Test Claude Sonnet 4.6: Benchmark Results and Usage Guide
Anthropic has unveiled its latest Large Language Model (LLM), Claude Sonnet 4.6. This new model was released shortly after the launch of its previous offering, Claude Opus 4.6, on February 5. Anthropic describes Claude Sonnet 4.6 as their most advanced Sonnet model to date.
Key Features of Claude Sonnet 4.6
One of the standout features of this model is its 1 million token context window, which is currently in beta. Additionally, Claude Sonnet 4.6 has undergone internal safety evaluations, revealing a low tendency for hallucination and sycophancy. Anthropic emphasizes the model’s enhanced coding abilities, making it particularly appealing for developers.
How to Access Claude Sonnet 4.6
Users can access Claude Sonnet 4.6 through various platforms:
- Available as the default model on claude.ai and Claude Cowork for both free and Pro subscribers.
- Accessible via API and major cloud platforms.
Free users will encounter usage limitations that reset every five hours, influenced by current demand. For those needing higher usage limits, Madame Claude Sonnet 4.6 is available at the same pricing as previous models. The Claude Pro plan costs $20 per month or $17 a month with an annual payment. API access starts at $3 per million input tokens and $15 for each million output tokens.

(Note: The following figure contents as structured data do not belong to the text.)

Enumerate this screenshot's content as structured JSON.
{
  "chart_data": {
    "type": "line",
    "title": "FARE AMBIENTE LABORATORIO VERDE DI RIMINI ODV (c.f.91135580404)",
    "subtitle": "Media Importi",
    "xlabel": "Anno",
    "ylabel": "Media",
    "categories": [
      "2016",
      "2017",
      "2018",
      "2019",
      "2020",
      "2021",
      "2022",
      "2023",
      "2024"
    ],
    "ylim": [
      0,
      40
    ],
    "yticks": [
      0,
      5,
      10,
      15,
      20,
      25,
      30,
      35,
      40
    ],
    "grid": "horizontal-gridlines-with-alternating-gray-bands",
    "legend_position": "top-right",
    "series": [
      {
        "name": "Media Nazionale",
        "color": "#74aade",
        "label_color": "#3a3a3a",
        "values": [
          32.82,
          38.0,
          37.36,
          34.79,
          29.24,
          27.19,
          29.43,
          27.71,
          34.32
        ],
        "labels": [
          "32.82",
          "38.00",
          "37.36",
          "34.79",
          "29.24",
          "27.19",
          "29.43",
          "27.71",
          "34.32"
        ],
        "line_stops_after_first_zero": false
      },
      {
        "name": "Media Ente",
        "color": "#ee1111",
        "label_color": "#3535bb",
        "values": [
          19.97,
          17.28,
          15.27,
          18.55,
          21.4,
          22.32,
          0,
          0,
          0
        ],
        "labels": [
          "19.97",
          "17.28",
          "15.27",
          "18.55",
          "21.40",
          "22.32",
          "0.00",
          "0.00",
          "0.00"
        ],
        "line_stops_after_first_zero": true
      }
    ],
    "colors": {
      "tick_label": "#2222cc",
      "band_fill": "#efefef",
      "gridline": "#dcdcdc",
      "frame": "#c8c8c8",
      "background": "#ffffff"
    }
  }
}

Benchmark Performance of Claude Sonnet 4.6
According to Anthropic’s benchmark results, Claude Sonnet 4.6 excels in agentic financial analysis and office-related tasks. It has outperformed competitors such as Google’s Gemini 3 Pro and OpenAI’s GPT 5.2. Notably, Claude Sonnet 4.6 surpassed Anthropic’s own Opus 4.6 in various tasks, indicating its effectiveness.
Benchmark Statistics
Here are some of the benchmark test scores for Claude Sonnet 4.6:
| Benchmark | Score |
|---|---|
| GPQA Diamond | 89.9% |
| ARC-AGI-2 | 58.3% |
| MMMLU | 89.3% |
| SWE-bench Verified | 79.6% |
| Humanity’s Last Exam (HLE) | With tools: 49.0% / Without tools: 33.2% |
In a noteworthy endorsement, AI-driven insurance company Pace reported that Claude Sonnet 4.6 achieved the highest score among all Claude models on its complex insurance computer use benchmark. This success is significant, as the Claude Opus models are typically viewed as the benchmark for complex reasoning tasks.
Conclusion
Overall, Claude Sonnet 4.6 not only surpasses several previous models in performance but is also more affordable. With accessible pricing of $3 per million input tokens and $15 per million output tokens, it presents a compelling option for users seeking advanced AI capabilities.